Others are more reflective and would not be out of place in the philosophical world of Beowulf: ‘A person acts what he is when he may do what he will’; ‘Truth will make itself known’; ‘He never knows the pleasure of sweetness, who never tastes bitterness’; ‘He is blind in both eyes who does not look with the heart’. One proverb, found in a very similar form in the Old English poem ‘The Wanderer’, describes the behaviour of a wise warrior: Ne sceal man to ær forht ne to ær fægen, ‘One should not be too soon fearful, nor too soon joyful’.

Since some of these proverbs are recorded in other sources, it may be that here we have a glimpse of the kind of sayings which might have been in common use. They make themselves memorable by rhyme, alliteration and wordplay. For instance: ‘Better to be often loaded than overloaded’ (Betere byþ oft feðre þonne oferfeðre) recommends the virtue of doing things step by step. A few of the proverbs are recorded from centuries after the end of the Anglo-Saxon period: ‘The fuller the cup, the more carefully one should carry it’, a saying first recorded in the Durham Proverbs, was still in common use (in the form ‘full cup, steady hand’) as late as the 19th century.

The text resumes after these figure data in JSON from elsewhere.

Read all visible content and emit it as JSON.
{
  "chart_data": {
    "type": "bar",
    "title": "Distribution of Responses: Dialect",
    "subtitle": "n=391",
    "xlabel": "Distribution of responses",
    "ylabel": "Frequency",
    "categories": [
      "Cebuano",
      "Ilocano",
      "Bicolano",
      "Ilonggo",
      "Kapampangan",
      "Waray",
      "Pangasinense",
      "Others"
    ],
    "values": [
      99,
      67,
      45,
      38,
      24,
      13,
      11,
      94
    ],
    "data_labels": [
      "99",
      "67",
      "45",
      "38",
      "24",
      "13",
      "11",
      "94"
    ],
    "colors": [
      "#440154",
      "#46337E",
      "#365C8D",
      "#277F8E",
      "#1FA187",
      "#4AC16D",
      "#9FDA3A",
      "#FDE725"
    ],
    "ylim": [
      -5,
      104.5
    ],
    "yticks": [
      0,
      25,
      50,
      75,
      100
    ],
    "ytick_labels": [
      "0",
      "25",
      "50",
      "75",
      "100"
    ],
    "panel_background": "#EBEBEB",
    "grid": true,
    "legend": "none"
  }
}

The Proverbs, despite their connections to other texts, are special: for all the great wealth of surviving Old English literature it is rare to capture something which sounds so much as if it may actually be the everyday speech of Anglo-Saxon England. Proverbs are often the kind of sayings everybody knows but no one bothers to write down. It would be nice to think we could bring some back into use, but the proverbs sound a note of caution for anyone who might want to adorn their speech with words of Anglo-Saxon wisdom: Gyf þu well sprece, wyrc æfter swa, ‘If you speak well, act accordingly’.